Желтый дьявол. Том 3

22
18
20
22
24
26
28
30

— О, черти!

Снегуровский поспешно одевается и вместе с Буцковым бежит к месту пожара.

— Ну, как вы себя чувствуете? — вечером просовывается в дверь голова Кованько. — Небось жрать хочешь? Он швыряет Сандорскому ломоть черного хлеба.

— Спасибо, товарищ! — слабым голосом отвечает Сандорский. — Мне есть не хочется. Но вот курить… Будь добр, тут у меня в кармане папиросы.

— Хо! Папиросы — это дело. — Кованько тоже не прочь закурить.

Действительно, в кармане пиджака своего пленника Кованько находит несколько папирос. Три себе в карман, одну в зубы, одну Сандорскому.

— Знатно! — кряхтит от удовольствия Кованько, затягиваясь папироской. — Хороший табачок!

Табак и в самом деле хороший. Что-то приятно обволакивающее вползает в мозг…

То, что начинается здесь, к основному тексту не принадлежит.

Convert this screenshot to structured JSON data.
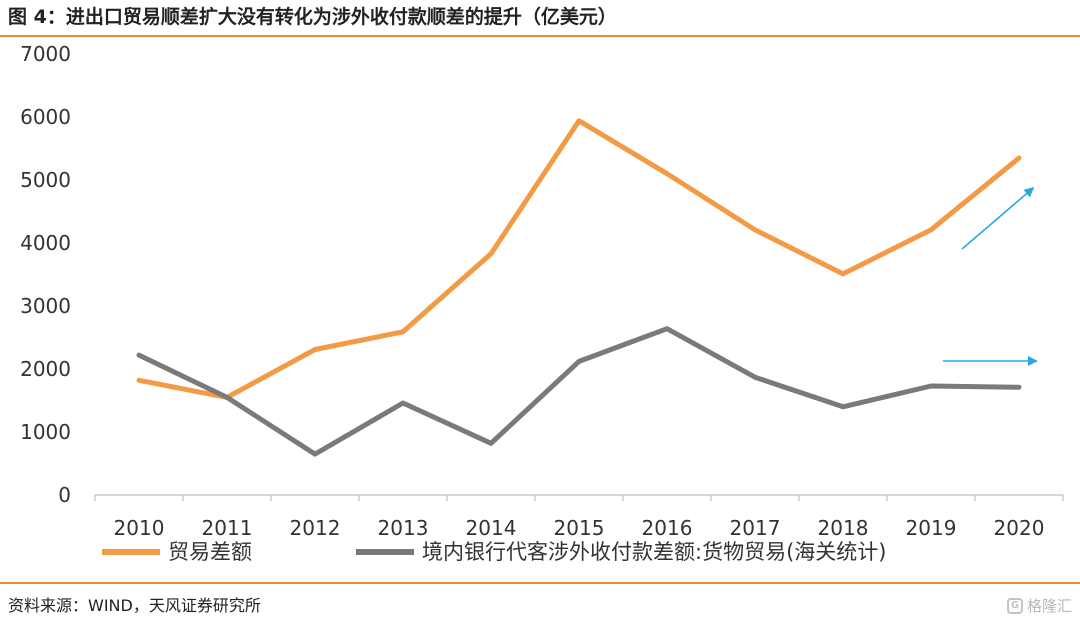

— Ну, дрыхни! — вместо прощания восклицает Кованько и хочет подняться. Но в ногах что-то тяжелое. Мутится в глазах. Что это такое?

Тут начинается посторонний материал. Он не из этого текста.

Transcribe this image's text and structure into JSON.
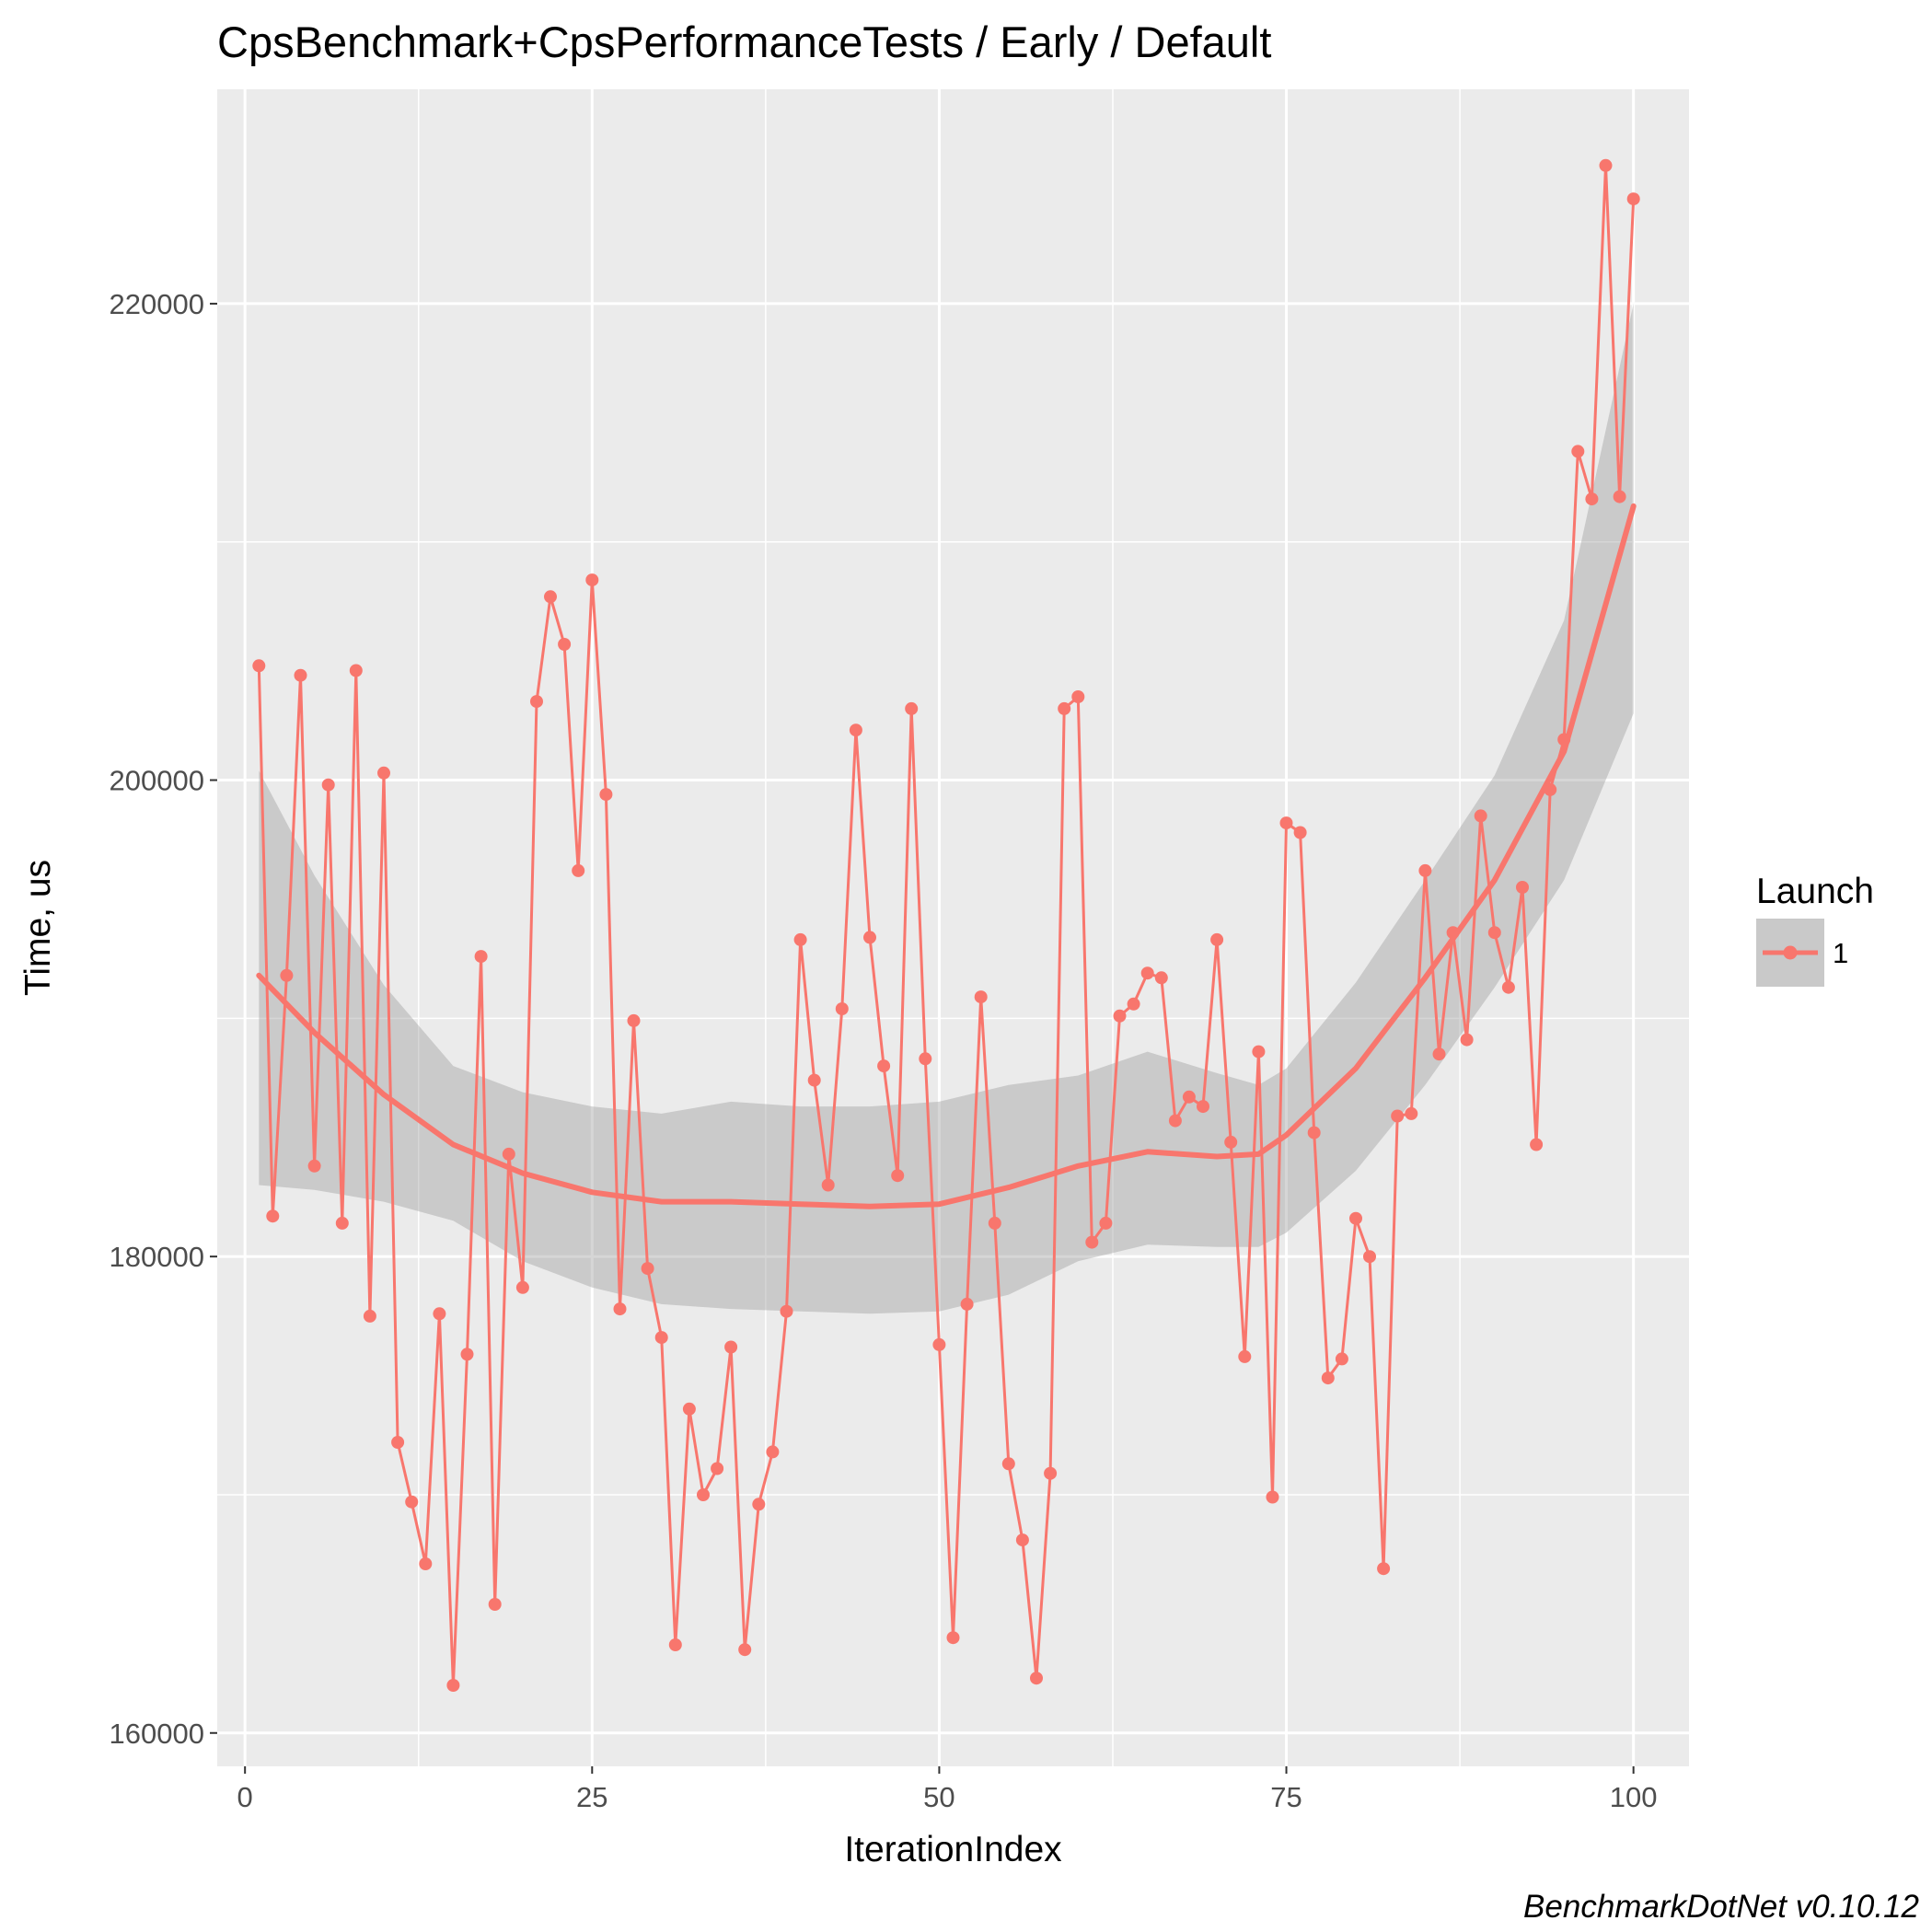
{
  "chart_data": {
    "type": "line",
    "title": "CpsBenchmark+CpsPerformanceTests / Early / Default",
    "xlabel": "IterationIndex",
    "ylabel": "Time, us",
    "caption": "BenchmarkDotNet v0.10.12",
    "xlim": [
      -2,
      104
    ],
    "ylim": [
      158600,
      229000
    ],
    "x_ticks": [
      0,
      25,
      50,
      75,
      100
    ],
    "x_tick_labels": [
      "0",
      "25",
      "50",
      "75",
      "100"
    ],
    "y_ticks": [
      160000,
      180000,
      200000,
      220000
    ],
    "y_tick_labels": [
      "160000",
      "180000",
      "200000",
      "220000"
    ],
    "grid": true,
    "legend": {
      "title": "Launch",
      "position": "right",
      "entries": [
        "1"
      ]
    },
    "colors": {
      "series": "#F8766D",
      "ribbon": "#C9C9C9",
      "panel": "#EBEBEB",
      "grid": "#FFFFFF"
    },
    "series": [
      {
        "name": "1",
        "x": [
          1,
          2,
          3,
          4,
          5,
          6,
          7,
          8,
          9,
          10,
          11,
          12,
          13,
          14,
          15,
          16,
          17,
          18,
          19,
          20,
          21,
          22,
          23,
          24,
          25,
          26,
          27,
          28,
          29,
          30,
          31,
          32,
          33,
          34,
          35,
          36,
          37,
          38,
          39,
          40,
          41,
          42,
          43,
          44,
          45,
          46,
          47,
          48,
          49,
          50,
          51,
          52,
          53,
          54,
          55,
          56,
          57,
          58,
          59,
          60,
          61,
          62,
          63,
          64,
          65,
          66,
          67,
          68,
          69,
          70,
          71,
          72,
          73,
          74,
          75,
          76,
          77,
          78,
          79,
          80,
          81,
          82,
          83,
          84,
          85,
          86,
          87,
          88,
          89,
          90,
          91,
          92,
          93,
          94,
          95,
          96,
          97,
          98,
          99,
          100
        ],
        "values": [
          204800,
          181700,
          191800,
          204400,
          183800,
          199800,
          181400,
          204600,
          177500,
          200300,
          172200,
          169700,
          167100,
          177600,
          162000,
          175900,
          192600,
          165400,
          184300,
          178700,
          203300,
          207700,
          205700,
          196200,
          208400,
          199400,
          177800,
          189900,
          179500,
          176600,
          163700,
          173600,
          170000,
          171100,
          176200,
          163500,
          169600,
          171800,
          177700,
          193300,
          187400,
          183000,
          190400,
          202100,
          193400,
          188000,
          183400,
          203000,
          188300,
          176300,
          164000,
          178000,
          190900,
          181400,
          171300,
          168100,
          162300,
          170900,
          203000,
          203500,
          180600,
          181400,
          190100,
          190600,
          191900,
          191700,
          185700,
          186700,
          186300,
          193300,
          184800,
          175800,
          188600,
          169900,
          198200,
          197800,
          185200,
          174900,
          175700,
          181600,
          180000,
          166900,
          185900,
          186000,
          196200,
          188500,
          193600,
          189100,
          198500,
          193600,
          191300,
          195500,
          184700,
          199600,
          201700,
          213800,
          211800,
          225800,
          211900,
          224400
        ]
      }
    ],
    "smooth": {
      "x": [
        1,
        5,
        10,
        15,
        20,
        25,
        30,
        35,
        40,
        45,
        50,
        55,
        60,
        65,
        70,
        73,
        75,
        80,
        85,
        90,
        95,
        100
      ],
      "fit": [
        191800,
        189400,
        186800,
        184700,
        183500,
        182700,
        182300,
        182300,
        182200,
        182100,
        182200,
        182900,
        183800,
        184400,
        184200,
        184300,
        185100,
        187900,
        191700,
        195800,
        201200,
        211500
      ],
      "lower": [
        183000,
        182800,
        182300,
        181500,
        179800,
        178700,
        178000,
        177800,
        177700,
        177600,
        177700,
        178400,
        179800,
        180500,
        180400,
        180400,
        181000,
        183600,
        187200,
        191300,
        195800,
        202800
      ],
      "upper": [
        200400,
        196000,
        191400,
        188000,
        186900,
        186300,
        186000,
        186500,
        186300,
        186300,
        186500,
        187200,
        187600,
        188600,
        187700,
        187200,
        187900,
        191500,
        195800,
        200200,
        206700,
        220000
      ]
    }
  }
}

Сандорский вскакивает и со всего размаху ударяет Кованько кандалами по голове. Гришка, теряя сознание, падает.

Сандорский, не медля ни минуты, нагибается к ноге.

— Вот где выдумка Мак-Ван-Смита пригодится, — говорит он про себя, двигая кандалами вдоль внутреннего края подошвы своего сапога. Через две-три минуты кандалы перепилены.

Сандорский отбирает у Гришки лишние папиросы, осторожно запирает дверь амбара и направляется к станции.

Через полчаса на дороге от Имана Сандорский останавливает мужика, лихо катящего на тарантасе, запряженном резвой лошаденкой.

— Подвези-ка, отец. По пути нам.

— Ну что ж, садись. Далече едешь?

— Да тут, недалеко! Закурим, что ли.

— Давай.

Сандорский вынимает пару своих папирос.